"You were right, as I knew you'd be," said the scout. "You've located 'em."
"Yes, because Tandakora could not resist his hate of me," said the
Onondaga.
They withdrew to the main force, and once more the brave brass guns were brought up, sending solid shot and grape into the bushes on the ridge, then moving forward and repeating the fire. Many rifles opened upon them from the thickets, and several men fell, but Elihu Strong held his people in hand, and the scouts drove back the sharpshooters. Meanwhile the whole force advanced and began to climb the ridge, the cannon being turned on the flanks, where the attack was now heaviest. A fierce battle ensued, and the guns, served with great skill and effectiveness, kept the Indians at bay. More of Strong's men were slain and many were hit, but their own rifles backed up the guns with a deadly fire. Thus the combat was waged in the thickets a full two hours, when they heard a great shout toward the north, and Willet, at the head of a hundred men, broke his way through to their relief. Then French and Indians drew off, and the united forces proceeded to the point, where Colden, Wilton, Carson and Grosvenor gave them a great welcome.
"We are here," said Elihu Strong. "If the Governor and Legislature of Massachusetts had done their full duty we might have been here sooner, but here we are."
"I knew that you would come back and bring help with you," said Grosvenor to Robert. "I felt sure that Tayoga would guide the canoe through every peril."

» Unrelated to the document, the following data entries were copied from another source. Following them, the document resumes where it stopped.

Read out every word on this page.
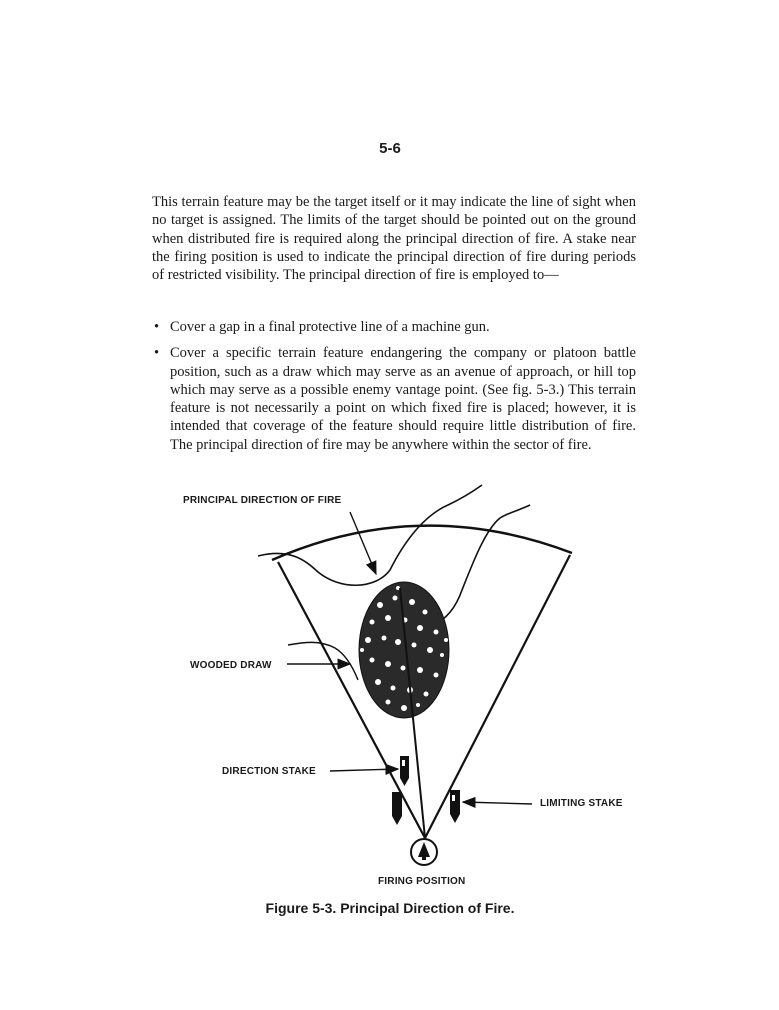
5-6

This terrain feature may be the target itself or it may indicate the line of sight when no target is assigned. The limits of the target should be pointed out on the ground when distributed fire is required along the principal direction of fire. A stake near the firing position is used to indicate the principal direction of fire during periods of restricted visibility. The principal direction of fire is employed to—

• Cover a gap in a final protective line of a machine gun.
• Cover a specific terrain feature endangering the company or platoon battle position, such as a draw which may serve as an avenue of approach, or hill top which may serve as a possible enemy vantage point. (See fig. 5-3.) This terrain feature is not necessarily a point on which fixed fire is placed; however, it is intended that coverage of the feature should require little distribution of fire. The principal direction of fire may be anywhere within the sector of fire.
PRINCIPAL DIRECTION OF FIRE
WOODED DRAW
DIRECTION STAKE
LIMITING STAKE
FIRING POSITION
Figure 5-3. Principal Direction of Fire.
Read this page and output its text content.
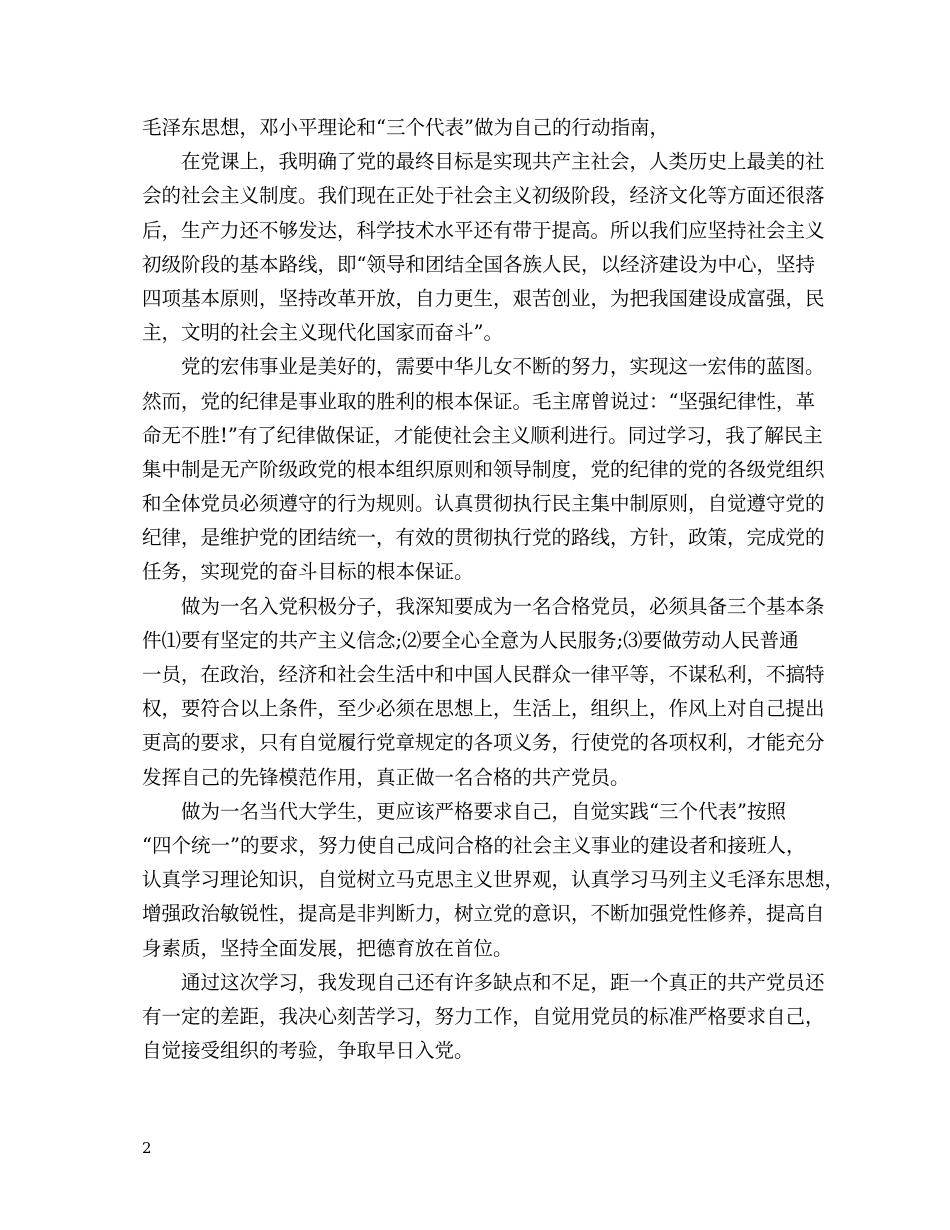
毛泽东思想，邓小平理论和“三个代表”做为自己的行动指南，
在党课上，我明确了党的最终目标是实现共产主社会，人类历史上最美的社
会的社会主义制度。我们现在正处于社会主义初级阶段，经济文化等方面还很落
后，生产力还不够发达，科学技术水平还有带于提高。所以我们应坚持社会主义
初级阶段的基本路线，即“领导和团结全国各族人民，以经济建设为中心，坚持
四项基本原则，坚持改革开放，自力更生，艰苦创业，为把我国建设成富强，民
主，文明的社会主义现代化国家而奋斗”。
党的宏伟事业是美好的，需要中华儿女不断的努力，实现这一宏伟的蓝图。
然而，党的纪律是事业取的胜利的根本保证。毛主席曾说过：“坚强纪律性，革
命无不胜!”有了纪律做保证，才能使社会主义顺利进行。同过学习，我了解民主
集中制是无产阶级政党的根本组织原则和领导制度，党的纪律的党的各级党组织
和全体党员必须遵守的行为规则。认真贯彻执行民主集中制原则，自觉遵守党的
纪律，是维护党的团结统一，有效的贯彻执行党的路线，方针，政策，完成党的
任务，实现党的奋斗目标的根本保证。
做为一名入党积极分子，我深知要成为一名合格党员，必须具备三个基本条
件⑴要有坚定的共产主义信念;⑵要全心全意为人民服务;⑶要做劳动人民普通
一员，在政治，经济和社会生活中和中国人民群众一律平等，不谋私利，不搞特
权，要符合以上条件，至少必须在思想上，生活上，组织上，作风上对自己提出
更高的要求，只有自觉履行党章规定的各项义务，行使党的各项权利，才能充分
发挥自己的先锋模范作用，真正做一名合格的共产党员。
做为一名当代大学生，更应该严格要求自己，自觉实践“三个代表”按照
“四个统一”的要求，努力使自己成问合格的社会主义事业的建设者和接班人，
认真学习理论知识，自觉树立马克思主义世界观，认真学习马列主义毛泽东思想，
增强政治敏锐性，提高是非判断力，树立党的意识，不断加强党性修养，提高自
身素质，坚持全面发展，把德育放在首位。
通过这次学习，我发现自己还有许多缺点和不足，距一个真正的共产党员还
有一定的差距，我决心刻苦学习，努力工作，自觉用党员的标准严格要求自己，
自觉接受组织的考验，争取早日入党。
2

"Your confidence was not misplaced," said Robert. "He did some wonderful work. He was as great a trailer on the water as he is on land. Now that we are so much stronger, I wonder what St. Luc is going to do."
But Black Rifle came in the next morning with the news that the
Chevalier and his whole force were gone.
They had stolen away silently in the night, and were now marching northward, probably to join Montcalm.
"I'm not surprised," said Willet. "We're now too strong for him and St. Luc is not the man to waste his time and strength in vain endeavors. I suspect that we will next hear of him near Champlain, somewhere in the neighborhood of Ticonderoga. I think we'd better follow his trail a little distance."
Willet himself led the band that pursued St. Luc, and it included Tayoga, Robert, Grosvenor, Black Rifle and Adams, Daganoweda and his Mohawks having left shortly before on an expedition of their own. It was an easy enough task, as the trail necessarily was wide and deep, and the Onondaga could read it almost with his eyes shut.